Präsident Abraham Lincoln hatte Black Kettle und eine Abordnung der Cheyenne und Arapahoe nach Washington eingeladen. Dort erhielt der oberste Häuptling der südlichen Cheyenne eine US-amerikanische Flagge und sein Freund White Antelope einen goldenen Friedensorden.

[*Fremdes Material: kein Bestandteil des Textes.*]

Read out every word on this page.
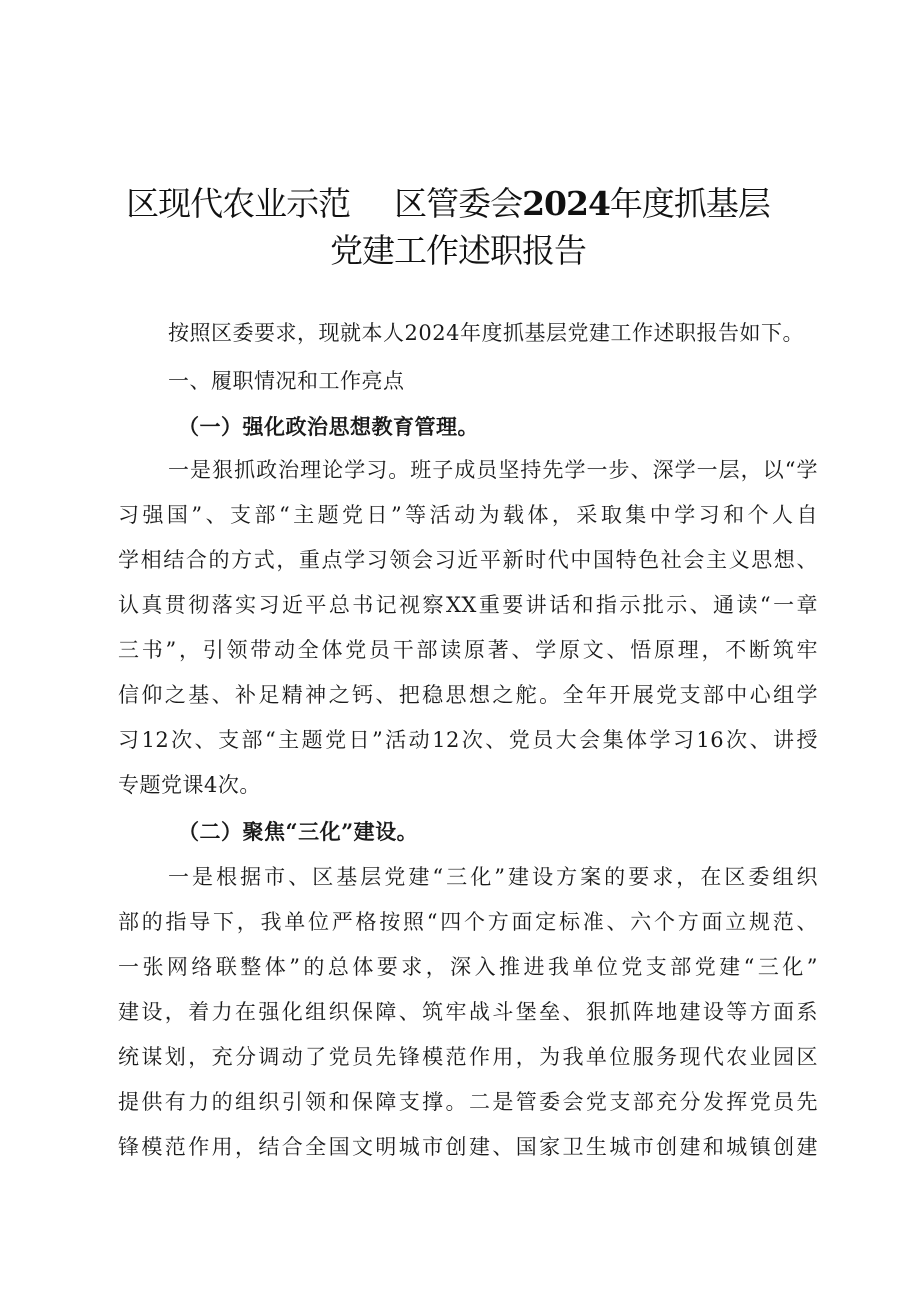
区现代农业示范 区管委会2024年度抓基层
党建工作述职报告
按照区委要求，现就本人2024年度抓基层党建工作述职报告如下。
一、履职情况和工作亮点
（一）强化政治思想教育管理。
一是狠抓政治理论学习。班子成员坚持先学一步、深学一层，以“学
习强国”、支部“主题党日”等活动为载体，采取集中学习和个人自
学相结合的方式，重点学习领会习近平新时代中国特色社会主义思想、
认真贯彻落实习近平总书记视察XX重要讲话和指示批示、通读“一章
三书”，引领带动全体党员干部读原著、学原文、悟原理，不断筑牢
信仰之基、补足精神之钙、把稳思想之舵。全年开展党支部中心组学
习12次、支部“主题党日”活动12次、党员大会集体学习16次、讲授
专题党课4次。
（二）聚焦“三化”建设。
一是根据市、区基层党建“三化”建设方案的要求，在区委组织
部的指导下，我单位严格按照“四个方面定标准、六个方面立规范、
一张网络联整体”的总体要求，深入推进我单位党支部党建“三化”
建设，着力在强化组织保障、筑牢战斗堡垒、狠抓阵地建设等方面系
统谋划，充分调动了党员先锋模范作用，为我单位服务现代农业园区
提供有力的组织引领和保障支撑。二是管委会党支部充分发挥党员先
锋模范作用，结合全国文明城市创建、国家卫生城市创建和城镇创建
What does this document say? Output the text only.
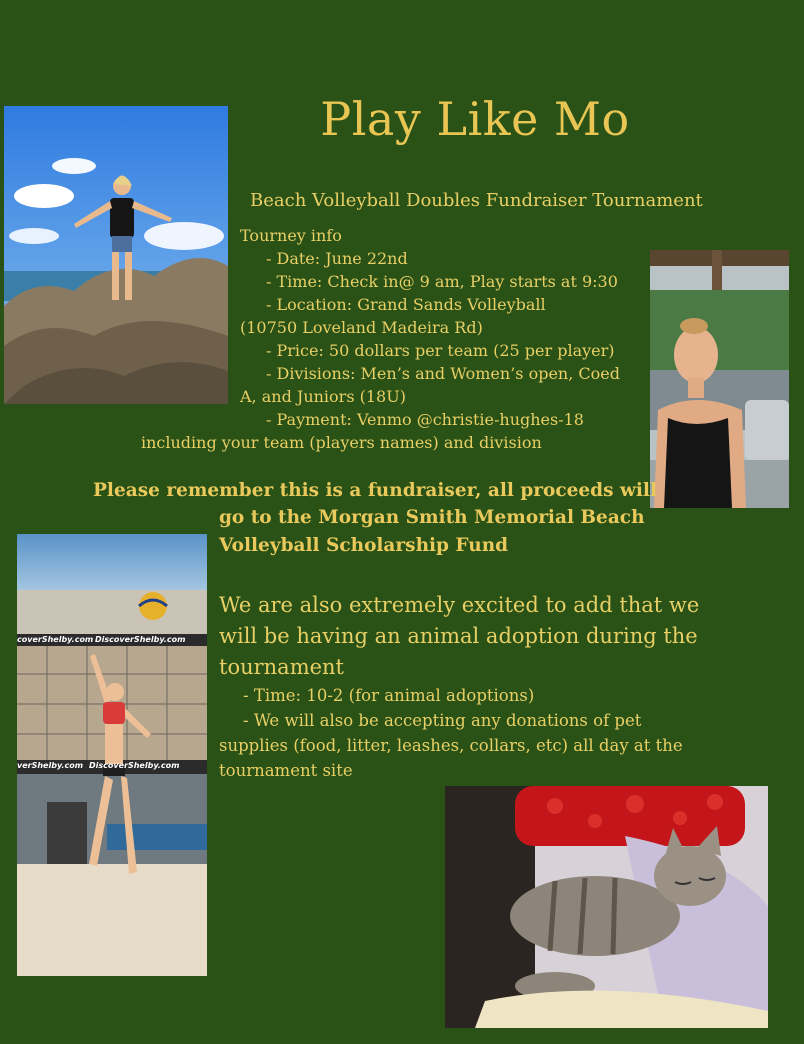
Play Like Mo
Beach Volleyball Doubles Fundraiser Tournament
Tourney info
- Date: June 22nd
- Time: Check in@ 9 am, Play starts at 9:30
- Location: Grand Sands Volleyball
(10750 Loveland Madeira Rd)
- Price: 50 dollars per team (25 per player)
- Divisions: Men’s and Women’s open, Coed
A, and Juniors (18U)
- Payment: Venmo @christie-hughes-18
including your team (players names) and division
Please remember this is a fundraiser, all proceeds will
go to the Morgan Smith Memorial Beach
Volleyball Scholarship Fund
coverShelby.com DiscoverShelby.com
verShelby.com DiscoverShelby.com
We are also extremely excited to add that we
will be having an animal adoption during the
tournament
- Time: 10-2 (for animal adoptions)
- We will also be accepting any donations of pet
supplies (food, litter, leashes, collars, etc) all day at the
tournament site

Mancher Krieger war jedoch bitter enttäuscht, dass Black Kettle mit Abschluss des neuen Vertrages den Bruch des alten akzeptierte. So war es in diesem Winter zu zwei getrennten Lagern gekommen. Manche Familie war sogar zu den nördlichen Cheyenne gezogen, um künftig dort zu leben.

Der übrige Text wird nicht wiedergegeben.